Gifts that Keep Giving
At conferences around the world presenters are being thanked for the time and effort put into preparing for the event and the distances many have to travel in order to attend them. While the need to come together to tackle global challenges is unavoidable, the environmental costs to gather such an international delegation can be large. This conundrum weighed heavily on the ECOCITY World Summit organisers and so we decided to do things a little differently.
In addition to our local and interstate Australian representatives, the ECOCITY World Summit is bringing together delegates from over 30 countries making it the largest event of its kind ever to be held in Australia. One of the key principles of the Summit has been the deep awareness of the ecological consequences of running a major international gathering. As a result, global and national air transport to the conference has been based on carbon offsetting, achieved through the help of our key partner Qantas. However we wanted to do more. We wanted to provide a lasting legacy from the Summit to the citizens and visitors of Melbourne.
With the Rio Olympics ‘1 native tree seed per Olympian’ acting as inspiration, we decided that rather than provide a gift that was at worst unsustainable and at best unmemorable, the Summit would collaborate with Melbourne Water and local volunteer conservation groups to regenerate wetlands and riparian areas along the Maribyrnong River. On June 28, stage one of this idea took place. Summit presenters and organisers, along with members from Melbourne Water, Maribyrnong Shire Council, volunteers from the Friends of Newell’s Paddock and 50 year 7 students from Footscray Secondary College came together to plant 600 ground cover and shrubs. Newell’s Paddock in Footscray, a suburb in Melbourne’s inner west has long been known as a site of severe land degradation having been used for agricultural and industrial purposes since Melbourne’s early colonial settlement. Many in Melbourne’s West for example hold strong memories of the pungent smells that wafted from the abattoir, smells that pervaded commuter trains on their journey too and from the city.

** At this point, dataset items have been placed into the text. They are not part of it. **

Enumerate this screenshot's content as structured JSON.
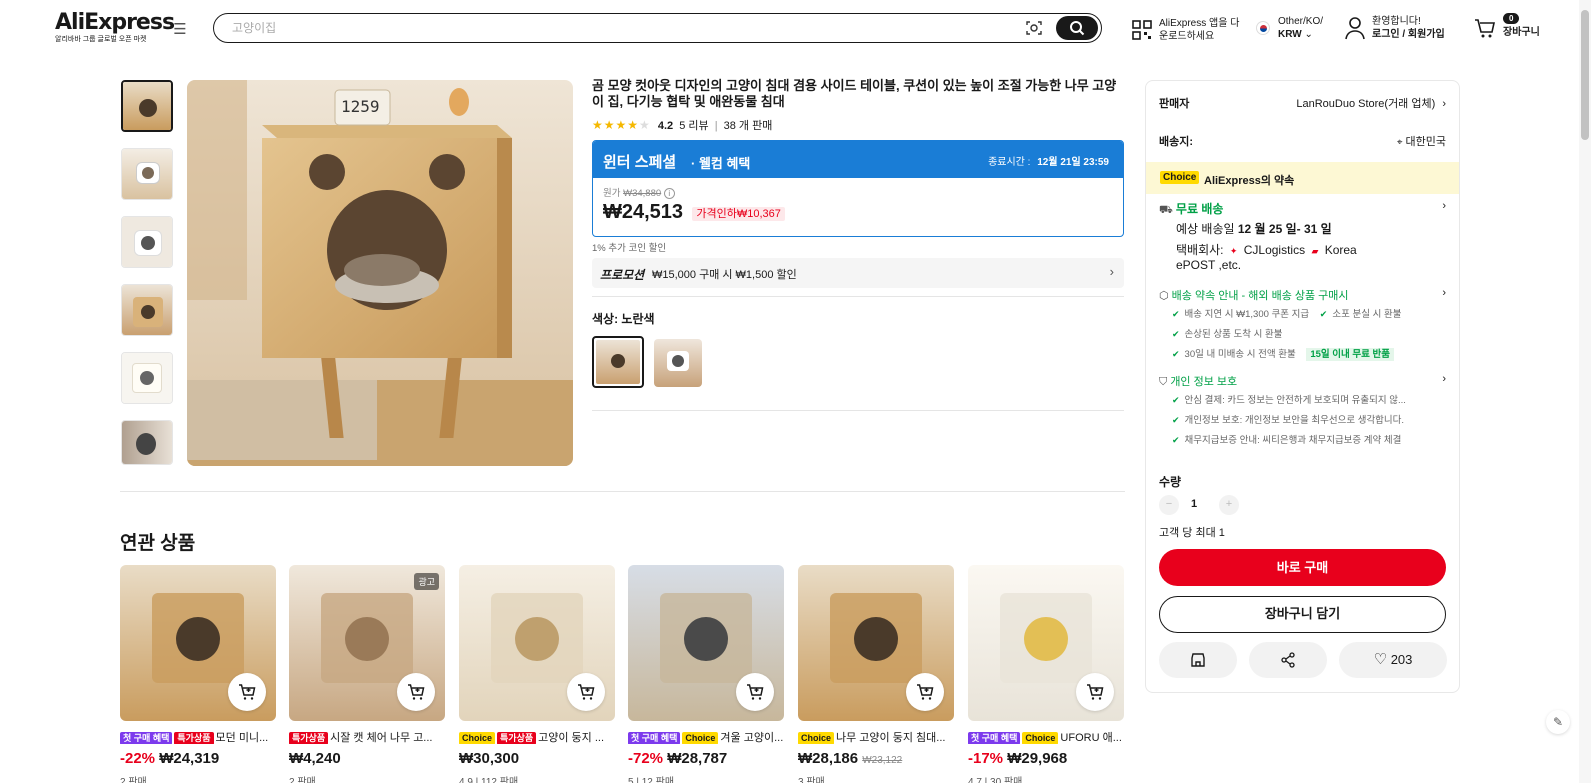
{
  "header": {
    "logo": "AliExpress",
    "logo_tagline": "알리바바 그룹 글로벌 오픈 마켓",
    "search_placeholder": "고양이집",
    "app_promo": "AliExpress 앱을 다운로드하세요",
    "app_promo_line1": "AliExpress 앱을 다",
    "app_promo_line2": "운로드하세요",
    "region_line1": "Other/KO/",
    "region_currency": "KRW",
    "greeting": "환영합니다!",
    "login": "로그인 / 회원가입",
    "cart_count": "0",
    "cart_label": "장바구니"
  },
  "product": {
    "title": "곰 모양 컷아웃 디자인의 고양이 침대 겸용 사이드 테이블, 쿠션이 있는 높이 조절 가능한 나무 고양이 집, 다기능 협탁 및 애완동물 침대",
    "rating": "4.2",
    "reviews": "5 리뷰",
    "sold": "38 개 판매",
    "promo_title": "윈터 스페셜",
    "promo_sub": "· 웰컴 혜택",
    "promo_end_label": "종료시간 :",
    "promo_end": "12월 21일 23:59",
    "original_label": "원가",
    "original_price": "₩34,880",
    "price": "₩24,513",
    "discount_tag": "가격인하₩10,367",
    "coin_note": "1% 추가 코인 할인",
    "coupon_label": "프로모션",
    "coupon_text": "₩15,000 구매 시 ₩1,500 할인",
    "color_label": "색상: 노란색"
  },
  "side": {
    "seller_label": "판매자",
    "seller_value": "LanRouDuo Store(거래 업체)",
    "ship_to_label": "배송지:",
    "ship_to_value": "대한민국",
    "choice_badge": "Choice",
    "choice_text": "AliExpress의 약속",
    "free_ship": "무료 배송",
    "delivery_prefix": "예상 배송일 ",
    "delivery_date": "12 월 25 일- 31 일",
    "carrier_label": "택배회사:",
    "carrier1": "CJLogistics",
    "carrier2": "Korea",
    "carrier3": "ePOST ,etc.",
    "guarantee_title": "배송 약속 안내 - 해외 배송 상품 구매시",
    "g1": "배송 지연 시 ₩1,300 쿠폰 지급",
    "g2": "소포 분실 시 환불",
    "g3": "손상된 상품 도착 시 환불",
    "g4": "30일 내 미배송 시 전액 환불",
    "g4_badge": "15일 이내 무료 반품",
    "privacy_title": "개인 정보 보호",
    "p1": "안심 결제: 카드 정보는 안전하게 보호되며 유출되지 않...",
    "p2": "개인정보 보호: 개인정보 보안을 최우선으로 생각합니다.",
    "p3": "채무지급보증 안내: 씨티은행과 채무지급보증 계약 체결",
    "qty_label": "수량",
    "qty_value": "1",
    "qty_limit": "고객 당 최대 1",
    "buy_now": "바로 구매",
    "add_cart": "장바구니 담기",
    "wish_count": "203"
  },
  "related": {
    "title": "연관 상품",
    "items": [
      {
        "badges": [
          "첫 구매 혜택",
          "특가상품"
        ],
        "name": "모던 미니...",
        "pct": "-22%",
        "price": "₩24,319",
        "old": "",
        "meta": "2 판매"
      },
      {
        "badges": [
          "특가상품"
        ],
        "name": "시잘 캣 체어 나무 고...",
        "pct": "",
        "price": "₩4,240",
        "old": "",
        "meta": "2 판매",
        "ad": "광고"
      },
      {
        "badges": [
          "Choice",
          "특가상품"
        ],
        "name": "고양이 둥지 ...",
        "pct": "",
        "price": "₩30,300",
        "old": "",
        "meta": "4.9 | 112 판매"
      },
      {
        "badges": [
          "첫 구매 혜택",
          "Choice"
        ],
        "name": "겨울 고양이...",
        "pct": "-72%",
        "price": "₩28,787",
        "old": "",
        "meta": "5 | 12 판매"
      },
      {
        "badges": [
          "Choice"
        ],
        "name": "나무 고양이 둥지 침대...",
        "pct": "",
        "price": "₩28,186",
        "old": "₩23,122",
        "meta": "3 판매"
      },
      {
        "badges": [
          "첫 구매 혜택",
          "Choice"
        ],
        "name": "UFORU 애...",
        "pct": "-17%",
        "price": "₩29,968",
        "old": "",
        "meta": "4.7 | 30 판매"
      }
    ]
  },
  "colors": {
    "brand_red": "#e8001c",
    "promo_blue": "#1a7dd6",
    "green": "#00a046"
  }
}
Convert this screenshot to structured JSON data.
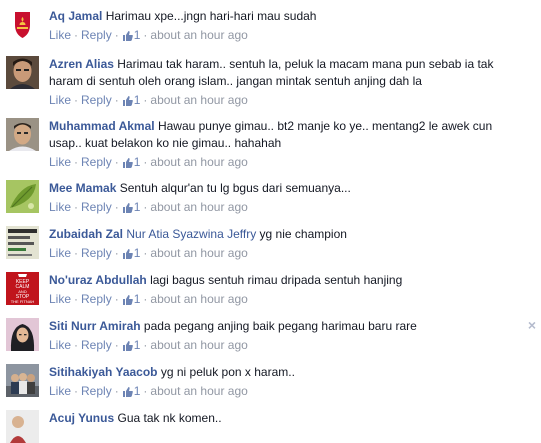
{
  "actions": {
    "like": "Like",
    "reply": "Reply",
    "separator": "·"
  },
  "comments": [
    {
      "name": "Aq Jamal",
      "mention": "",
      "text": "Harimau xpe...jngn hari-hari mau sudah",
      "likes": "1",
      "time": "about an hour ago"
    },
    {
      "name": "Azren Alias",
      "mention": "",
      "text": "Harimau tak haram.. sentuh la, peluk la macam mana pun sebab ia tak haram di sentuh oleh orang islam.. jangan mintak sentuh anjing dah la",
      "likes": "1",
      "time": "about an hour ago"
    },
    {
      "name": "Muhammad Akmal",
      "mention": "",
      "text": "Hawau punye gimau.. bt2 manje ko ye.. mentang2 le awek cun usap.. kuat belakon ko nie gimau.. hahahah",
      "likes": "1",
      "time": "about an hour ago"
    },
    {
      "name": "Mee Mamak",
      "mention": "",
      "text": "Sentuh alqur'an tu lg bgus dari semuanya...",
      "likes": "1",
      "time": "about an hour ago"
    },
    {
      "name": "Zubaidah Zal",
      "mention": "Nur Atia Syazwina Jeffry",
      "text": "yg nie champion",
      "likes": "1",
      "time": "about an hour ago"
    },
    {
      "name": "No'uraz Abdullah",
      "mention": "",
      "text": "lagi bagus sentuh rimau dripada sentuh hanjing",
      "likes": "1",
      "time": "about an hour ago"
    },
    {
      "name": "Siti Nurr Amirah",
      "mention": "",
      "text": "pada pegang anjing baik pegang harimau baru rare",
      "likes": "1",
      "time": "about an hour ago"
    },
    {
      "name": "Sitihakiyah Yaacob",
      "mention": "",
      "text": "yg ni peluk pon x haram..",
      "likes": "1",
      "time": "about an hour ago"
    },
    {
      "name": "Acuj Yunus",
      "mention": "",
      "text": "Gua tak nk komen..",
      "likes": "",
      "time": ""
    }
  ],
  "avatars": [
    {
      "icon": "liverpool-crest-icon",
      "bg": "#c8102e"
    },
    {
      "icon": "man-face-icon",
      "bg": "#6b5a4a"
    },
    {
      "icon": "man-face-icon",
      "bg": "#8a8070"
    },
    {
      "icon": "leaf-photo-icon",
      "bg": "#8bb04a"
    },
    {
      "icon": "poster-icon",
      "bg": "#d9d9c4"
    },
    {
      "icon": "keep-calm-poster-icon",
      "bg": "#c0141c",
      "poster_lines": [
        "KEEP",
        "CALM",
        "AND",
        "STOP",
        "THE FITNAH"
      ]
    },
    {
      "icon": "hijab-woman-icon",
      "bg": "#d7b1c8"
    },
    {
      "icon": "group-photo-icon",
      "bg": "#7a7f8a"
    },
    {
      "icon": "person-photo-icon",
      "bg": "#e6e6e6"
    }
  ],
  "close_glyph": "×"
}
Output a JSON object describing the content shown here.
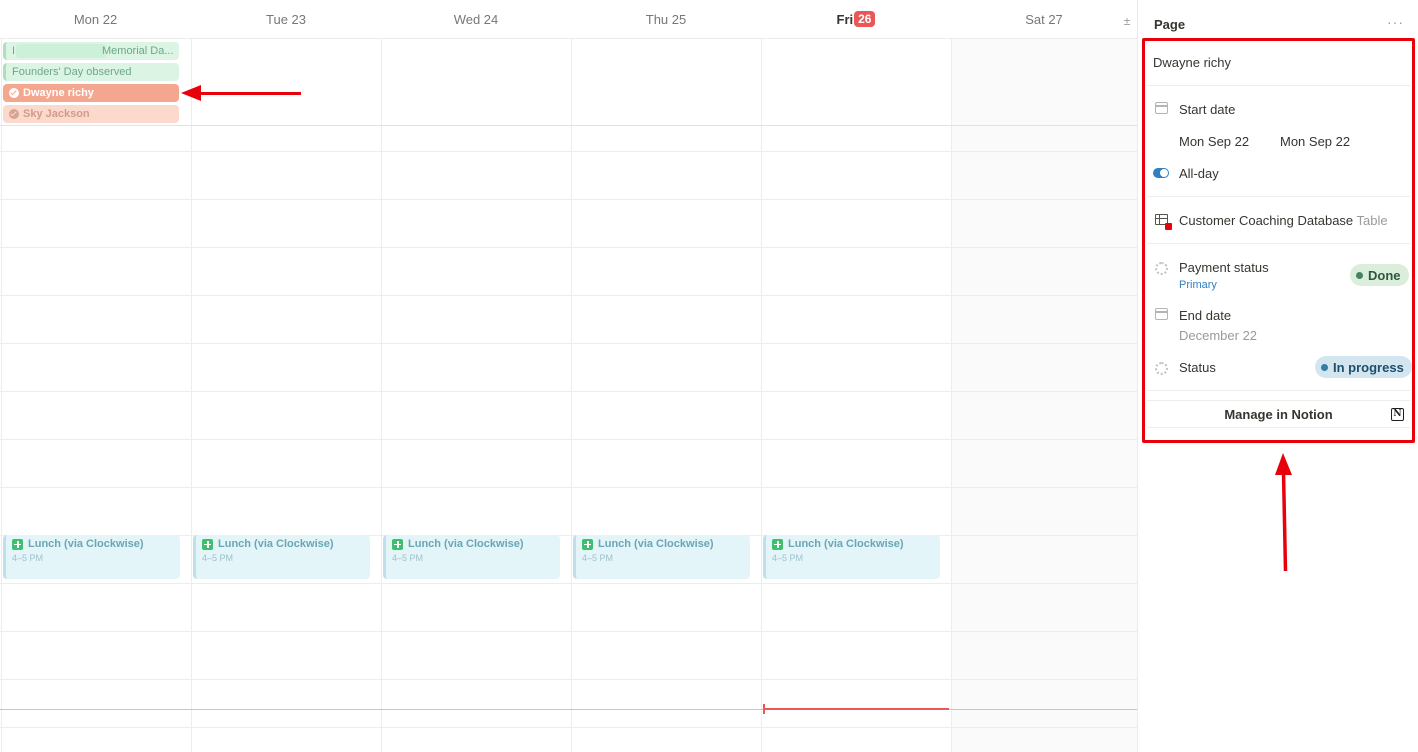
{
  "calendar": {
    "days": [
      {
        "label": "Mon 22"
      },
      {
        "label": "Tue 23"
      },
      {
        "label": "Wed 24"
      },
      {
        "label": "Thu 25"
      },
      {
        "label": "Fri",
        "badge": "26",
        "today": true
      },
      {
        "label": "Sat 27"
      }
    ],
    "expand_icon": "plus-minus-icon",
    "expand_glyph": "±",
    "allday_events": [
      {
        "title": "Memorial Da...",
        "prefix": "I",
        "color": "green"
      },
      {
        "title": "Founders' Day observed",
        "color": "green"
      },
      {
        "title": "Dwayne richy",
        "color": "red",
        "selected": true
      },
      {
        "title": "Sky Jackson",
        "color": "salmon"
      }
    ],
    "lunch_events": [
      {
        "title": "Lunch (via Clockwise)",
        "time": "4–5 PM"
      },
      {
        "title": "Lunch (via Clockwise)",
        "time": "4–5 PM"
      },
      {
        "title": "Lunch (via Clockwise)",
        "time": "4–5 PM"
      },
      {
        "title": "Lunch (via Clockwise)",
        "time": "4–5 PM"
      },
      {
        "title": "Lunch (via Clockwise)",
        "time": "4–5 PM"
      }
    ],
    "colors": {
      "today": "#eb5757",
      "selected_event": "#f4a68f",
      "annotation": "#e8000b"
    }
  },
  "panel": {
    "title": "Page",
    "more_glyph": "···",
    "page_name": "Dwayne richy",
    "start_date_label": "Start date",
    "start_date_from": "Mon Sep 22",
    "start_date_to": "Mon Sep 22",
    "all_day_label": "All-day",
    "database_name": "Customer Coaching Database",
    "database_type": "Table",
    "payment_status_label": "Payment status",
    "payment_status_sub": "Primary",
    "payment_status_value": "Done",
    "end_date_label": "End date",
    "end_date_value": "December 22",
    "status_label": "Status",
    "status_value": "In progress",
    "manage_button": "Manage in Notion",
    "notion_glyph": "N"
  }
}
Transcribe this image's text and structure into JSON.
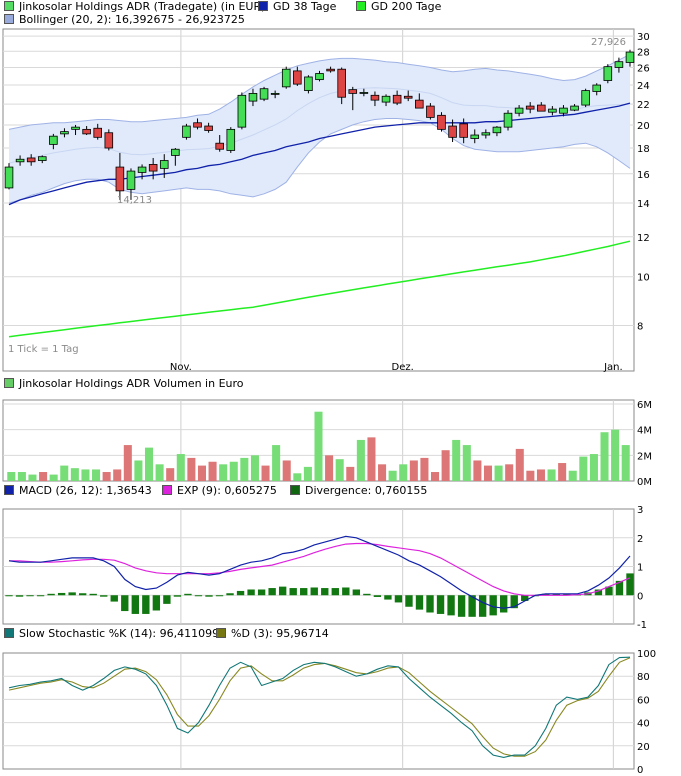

Today Newell’s Paddock is a wonderful asset to the community and a beautiful habitat for native and migratory bird species. While research is ongoing as to the role wetlands play in carbon sequestration and storage, research is showing that they are valuable carbon sources, sinks and areas of carbon storage.
The planting at Newells Paddock was stage 1 of 2 organised plantings for Summit presenters. The second planting of 400 trees will take place after the Summit on July 26 at Avondale Heights bringing the total number of plants to 1000. To achieve the 1000 plants target, Summit organisers approached the Greening the West Project who, under the federally funded 20 Million Trees Program were able to source additional seedlings on behalf of Summit delegates.
We hope that in years to come, presenters and delegates will walk with pride through Newell’s Paddock and Avondale Heights knowing that their participation at the Summit has contributed locally and globally in more ways than one.